Sandra Song from Paper called "Michelle Pfeiffer" a "haunting yet irresistibly moody track that elicits a sense of cinematic nostalgia", while Grant Rindner from Nylon said it "covers the pain of the kind of longing that makes you act truly recklessly". Billboard's Joe Lynch called the track "suitable-for-Twin Peaks", and said its guitar and steady rhythm anchor Cain's "restless creativity and cinematic scope". Arielle Gordon of Pitchfork described the song's lyricism focused on the Western United States "Thelma and Louise-esque".

== Critical reception ==
"Michelle Pfeiffer" garnered positive reception from music critics. In a review of the song for Pitchfork, Dombal said it "is stylish, toxic, and beyond high off its own feelings" and felt it should soundtrack a scene in the television series Euphoria.

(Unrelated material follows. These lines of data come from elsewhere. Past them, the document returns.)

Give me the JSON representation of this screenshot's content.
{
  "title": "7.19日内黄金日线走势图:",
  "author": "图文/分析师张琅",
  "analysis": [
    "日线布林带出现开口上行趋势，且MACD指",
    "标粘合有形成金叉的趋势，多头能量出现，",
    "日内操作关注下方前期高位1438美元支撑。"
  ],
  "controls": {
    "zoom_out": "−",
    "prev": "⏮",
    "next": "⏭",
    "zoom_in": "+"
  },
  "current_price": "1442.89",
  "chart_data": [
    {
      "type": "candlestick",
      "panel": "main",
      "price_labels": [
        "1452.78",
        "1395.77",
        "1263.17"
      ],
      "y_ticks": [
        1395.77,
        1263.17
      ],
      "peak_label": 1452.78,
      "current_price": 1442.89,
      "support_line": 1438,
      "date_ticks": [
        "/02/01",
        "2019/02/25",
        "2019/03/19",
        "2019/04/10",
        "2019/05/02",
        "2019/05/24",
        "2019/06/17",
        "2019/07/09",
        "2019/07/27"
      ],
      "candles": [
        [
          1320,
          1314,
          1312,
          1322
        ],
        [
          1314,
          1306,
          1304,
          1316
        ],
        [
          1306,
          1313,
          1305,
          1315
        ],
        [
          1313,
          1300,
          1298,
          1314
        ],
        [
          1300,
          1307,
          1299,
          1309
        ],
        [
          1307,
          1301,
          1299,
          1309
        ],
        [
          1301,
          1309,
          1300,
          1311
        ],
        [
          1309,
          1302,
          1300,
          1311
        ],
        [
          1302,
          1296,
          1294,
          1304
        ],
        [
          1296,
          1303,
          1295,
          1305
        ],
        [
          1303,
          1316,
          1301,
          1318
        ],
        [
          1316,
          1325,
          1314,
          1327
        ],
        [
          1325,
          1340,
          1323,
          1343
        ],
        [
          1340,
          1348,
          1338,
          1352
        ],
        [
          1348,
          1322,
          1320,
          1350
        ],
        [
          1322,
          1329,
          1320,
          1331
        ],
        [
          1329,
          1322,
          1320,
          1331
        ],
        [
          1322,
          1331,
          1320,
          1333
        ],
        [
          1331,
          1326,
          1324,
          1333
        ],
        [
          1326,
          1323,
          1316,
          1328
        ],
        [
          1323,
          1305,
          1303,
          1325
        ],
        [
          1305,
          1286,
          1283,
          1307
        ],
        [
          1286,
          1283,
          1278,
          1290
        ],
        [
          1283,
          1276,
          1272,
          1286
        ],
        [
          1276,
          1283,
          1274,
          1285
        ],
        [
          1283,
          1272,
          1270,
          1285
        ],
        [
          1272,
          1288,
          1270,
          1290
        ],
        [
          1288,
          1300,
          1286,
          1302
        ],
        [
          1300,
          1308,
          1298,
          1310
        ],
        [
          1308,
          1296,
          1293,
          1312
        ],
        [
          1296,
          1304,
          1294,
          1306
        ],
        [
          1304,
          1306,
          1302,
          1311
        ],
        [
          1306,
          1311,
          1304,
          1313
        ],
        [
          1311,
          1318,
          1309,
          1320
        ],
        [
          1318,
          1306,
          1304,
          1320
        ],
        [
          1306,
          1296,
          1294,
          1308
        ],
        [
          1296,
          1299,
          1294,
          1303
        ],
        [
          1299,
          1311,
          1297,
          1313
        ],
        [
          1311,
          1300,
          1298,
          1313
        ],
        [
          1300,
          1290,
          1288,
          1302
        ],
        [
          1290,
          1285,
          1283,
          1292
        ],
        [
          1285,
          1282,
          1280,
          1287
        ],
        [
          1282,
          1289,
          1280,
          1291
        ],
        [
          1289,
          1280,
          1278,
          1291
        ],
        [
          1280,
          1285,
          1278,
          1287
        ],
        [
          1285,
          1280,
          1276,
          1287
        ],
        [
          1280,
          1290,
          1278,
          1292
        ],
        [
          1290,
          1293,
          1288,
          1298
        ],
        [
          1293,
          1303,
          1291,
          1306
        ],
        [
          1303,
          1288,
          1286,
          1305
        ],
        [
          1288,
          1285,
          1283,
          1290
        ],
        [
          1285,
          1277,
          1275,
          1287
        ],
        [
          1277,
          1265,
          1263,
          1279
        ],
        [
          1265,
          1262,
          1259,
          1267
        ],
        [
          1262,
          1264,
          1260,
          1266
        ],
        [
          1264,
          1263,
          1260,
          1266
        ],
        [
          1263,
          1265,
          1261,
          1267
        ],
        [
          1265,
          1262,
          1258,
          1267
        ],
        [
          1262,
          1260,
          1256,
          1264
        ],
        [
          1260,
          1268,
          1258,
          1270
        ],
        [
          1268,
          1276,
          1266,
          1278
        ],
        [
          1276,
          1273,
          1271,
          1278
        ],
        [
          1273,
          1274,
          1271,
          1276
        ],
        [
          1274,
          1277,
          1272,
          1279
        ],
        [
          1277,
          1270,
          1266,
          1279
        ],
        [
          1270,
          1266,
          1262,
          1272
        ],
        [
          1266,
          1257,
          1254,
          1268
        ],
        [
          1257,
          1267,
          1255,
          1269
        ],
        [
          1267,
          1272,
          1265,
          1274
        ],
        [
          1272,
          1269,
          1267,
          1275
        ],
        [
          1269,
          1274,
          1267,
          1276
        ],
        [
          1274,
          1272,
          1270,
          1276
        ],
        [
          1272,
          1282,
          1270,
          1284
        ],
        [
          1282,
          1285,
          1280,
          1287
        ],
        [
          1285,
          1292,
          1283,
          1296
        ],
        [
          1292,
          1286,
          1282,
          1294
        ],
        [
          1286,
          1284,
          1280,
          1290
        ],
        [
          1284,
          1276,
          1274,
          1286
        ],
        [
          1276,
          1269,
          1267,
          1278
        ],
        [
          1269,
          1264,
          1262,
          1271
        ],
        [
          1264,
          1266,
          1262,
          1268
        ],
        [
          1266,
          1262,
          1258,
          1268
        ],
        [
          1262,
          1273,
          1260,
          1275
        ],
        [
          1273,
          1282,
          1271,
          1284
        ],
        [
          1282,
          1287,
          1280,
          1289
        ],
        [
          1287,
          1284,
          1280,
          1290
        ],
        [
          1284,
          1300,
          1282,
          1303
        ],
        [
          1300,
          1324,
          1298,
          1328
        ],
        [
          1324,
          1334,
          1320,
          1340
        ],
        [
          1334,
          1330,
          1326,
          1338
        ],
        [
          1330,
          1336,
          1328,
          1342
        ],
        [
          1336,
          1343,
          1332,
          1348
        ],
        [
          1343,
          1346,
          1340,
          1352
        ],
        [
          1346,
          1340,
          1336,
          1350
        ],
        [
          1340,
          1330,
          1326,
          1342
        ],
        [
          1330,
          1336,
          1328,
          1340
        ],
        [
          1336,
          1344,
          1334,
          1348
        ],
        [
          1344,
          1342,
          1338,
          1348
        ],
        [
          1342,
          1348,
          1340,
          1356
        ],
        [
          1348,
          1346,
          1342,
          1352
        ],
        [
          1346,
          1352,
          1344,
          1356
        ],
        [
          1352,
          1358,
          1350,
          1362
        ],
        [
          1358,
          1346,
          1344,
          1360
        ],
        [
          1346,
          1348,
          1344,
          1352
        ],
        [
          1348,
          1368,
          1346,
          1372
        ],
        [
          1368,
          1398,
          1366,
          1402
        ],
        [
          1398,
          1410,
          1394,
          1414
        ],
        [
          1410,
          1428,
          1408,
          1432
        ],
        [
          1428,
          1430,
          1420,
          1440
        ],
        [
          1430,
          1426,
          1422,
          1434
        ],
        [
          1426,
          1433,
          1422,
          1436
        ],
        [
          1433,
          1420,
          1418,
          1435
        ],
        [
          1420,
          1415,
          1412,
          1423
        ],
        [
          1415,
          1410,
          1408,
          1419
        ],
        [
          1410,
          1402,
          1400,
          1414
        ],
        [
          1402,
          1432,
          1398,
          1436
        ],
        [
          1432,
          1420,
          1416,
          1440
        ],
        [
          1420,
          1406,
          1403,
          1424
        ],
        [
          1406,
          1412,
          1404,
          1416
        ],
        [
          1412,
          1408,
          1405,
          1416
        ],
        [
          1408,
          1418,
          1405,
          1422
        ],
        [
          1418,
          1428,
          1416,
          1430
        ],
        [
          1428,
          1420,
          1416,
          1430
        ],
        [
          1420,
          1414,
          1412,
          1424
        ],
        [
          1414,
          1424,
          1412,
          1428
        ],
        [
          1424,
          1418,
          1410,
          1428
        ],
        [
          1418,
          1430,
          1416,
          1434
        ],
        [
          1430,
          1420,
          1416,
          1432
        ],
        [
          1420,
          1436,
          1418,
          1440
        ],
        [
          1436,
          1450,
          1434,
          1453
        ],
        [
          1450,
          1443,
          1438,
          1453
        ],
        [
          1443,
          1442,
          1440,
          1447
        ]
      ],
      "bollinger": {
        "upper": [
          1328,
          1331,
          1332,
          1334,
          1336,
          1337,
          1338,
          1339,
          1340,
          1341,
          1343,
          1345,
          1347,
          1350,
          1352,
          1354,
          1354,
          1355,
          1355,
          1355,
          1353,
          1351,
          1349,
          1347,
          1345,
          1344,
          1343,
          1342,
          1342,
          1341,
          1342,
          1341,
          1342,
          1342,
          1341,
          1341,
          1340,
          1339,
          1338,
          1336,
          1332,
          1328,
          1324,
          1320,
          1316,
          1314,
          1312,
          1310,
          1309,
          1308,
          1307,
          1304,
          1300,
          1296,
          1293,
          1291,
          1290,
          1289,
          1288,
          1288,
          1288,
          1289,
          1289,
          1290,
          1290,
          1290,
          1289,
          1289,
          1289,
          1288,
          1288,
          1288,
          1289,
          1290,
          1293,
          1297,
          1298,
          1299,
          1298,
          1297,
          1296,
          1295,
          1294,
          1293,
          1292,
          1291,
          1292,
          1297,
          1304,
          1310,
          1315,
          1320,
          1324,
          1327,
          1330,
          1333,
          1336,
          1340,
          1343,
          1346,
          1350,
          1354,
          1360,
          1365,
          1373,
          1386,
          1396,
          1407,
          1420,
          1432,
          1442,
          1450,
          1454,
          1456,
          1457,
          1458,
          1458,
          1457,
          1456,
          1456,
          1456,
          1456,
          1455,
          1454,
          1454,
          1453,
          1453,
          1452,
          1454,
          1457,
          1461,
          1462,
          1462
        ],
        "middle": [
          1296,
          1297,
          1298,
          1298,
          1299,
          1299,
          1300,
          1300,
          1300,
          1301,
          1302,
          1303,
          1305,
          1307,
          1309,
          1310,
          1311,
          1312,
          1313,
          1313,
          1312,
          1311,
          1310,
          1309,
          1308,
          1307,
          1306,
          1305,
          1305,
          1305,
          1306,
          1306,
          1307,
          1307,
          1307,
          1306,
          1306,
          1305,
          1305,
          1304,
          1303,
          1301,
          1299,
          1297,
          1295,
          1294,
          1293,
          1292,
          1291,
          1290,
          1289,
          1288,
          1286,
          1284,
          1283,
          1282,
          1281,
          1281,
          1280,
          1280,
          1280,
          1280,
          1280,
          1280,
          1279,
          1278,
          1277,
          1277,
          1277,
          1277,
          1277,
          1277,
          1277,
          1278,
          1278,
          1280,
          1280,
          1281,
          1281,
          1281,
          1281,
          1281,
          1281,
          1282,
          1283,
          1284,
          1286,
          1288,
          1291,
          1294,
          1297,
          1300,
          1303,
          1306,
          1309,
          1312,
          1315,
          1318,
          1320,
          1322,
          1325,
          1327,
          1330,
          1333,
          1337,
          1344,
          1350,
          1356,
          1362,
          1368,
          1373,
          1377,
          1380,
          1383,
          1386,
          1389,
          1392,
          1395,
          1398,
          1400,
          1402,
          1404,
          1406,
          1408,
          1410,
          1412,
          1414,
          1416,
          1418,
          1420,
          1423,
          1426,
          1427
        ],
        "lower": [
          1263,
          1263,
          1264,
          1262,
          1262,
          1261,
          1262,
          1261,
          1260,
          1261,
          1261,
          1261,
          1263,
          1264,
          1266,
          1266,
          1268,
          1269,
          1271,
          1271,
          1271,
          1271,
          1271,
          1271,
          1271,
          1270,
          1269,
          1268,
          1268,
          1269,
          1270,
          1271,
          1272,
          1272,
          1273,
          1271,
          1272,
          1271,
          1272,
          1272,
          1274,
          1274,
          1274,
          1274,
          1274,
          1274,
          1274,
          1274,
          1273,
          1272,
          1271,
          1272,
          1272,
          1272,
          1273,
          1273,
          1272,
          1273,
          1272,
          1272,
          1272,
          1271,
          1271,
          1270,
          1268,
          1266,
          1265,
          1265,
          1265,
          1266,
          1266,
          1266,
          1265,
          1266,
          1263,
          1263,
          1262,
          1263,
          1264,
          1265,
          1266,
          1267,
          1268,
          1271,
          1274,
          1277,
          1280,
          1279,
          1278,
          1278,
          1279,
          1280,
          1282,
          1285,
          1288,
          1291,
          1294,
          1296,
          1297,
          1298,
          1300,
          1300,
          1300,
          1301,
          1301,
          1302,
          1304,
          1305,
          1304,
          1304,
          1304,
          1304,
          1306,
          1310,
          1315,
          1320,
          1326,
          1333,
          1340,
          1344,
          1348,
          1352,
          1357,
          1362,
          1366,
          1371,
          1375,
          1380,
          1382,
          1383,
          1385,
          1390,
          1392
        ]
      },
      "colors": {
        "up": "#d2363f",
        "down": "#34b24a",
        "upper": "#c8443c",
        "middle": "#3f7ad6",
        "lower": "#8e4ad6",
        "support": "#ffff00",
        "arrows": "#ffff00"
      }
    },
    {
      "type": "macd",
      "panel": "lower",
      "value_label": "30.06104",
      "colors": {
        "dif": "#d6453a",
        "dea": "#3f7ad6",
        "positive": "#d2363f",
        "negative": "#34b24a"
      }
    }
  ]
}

He also said the song "possesses a cresting emotionality grand enough to fill the tallest IMAX screen". For the same website, Eric Torres believed the song was able to bring the image of Cain's persona of "the unhappy wife of a corrupt preacher" to life, calling the track "sawtoothed". Song felt the track showcased Cain coming into her own and said its key aspect is "its sense of quiet power". The Line of Best Fit's Matthew Kent called the song a "gothic masterpiece" that "marks the start of a new chapter" for Cain.

Pitchfork considered "Michelle Pfeiffer" the 84th best song of 2021; Hannah Jocelyn jokingly called Cain "Florence + The Ketamine" and described the track as "blurry, bleary-eyed, but colossal". She also identified its differences from other tracks on Inbred; while other tracks deal with themes such as intergenerational trauma and abuse, she said "Michelle Pfeiffer" is "all release, pure unhinged gothic beauty". The Fader included the track in their weekly "10 songs you need in your life this week list"; Salvatore Maicki called it a "breathtaking lead single" for Inbred and "cinema that stares back".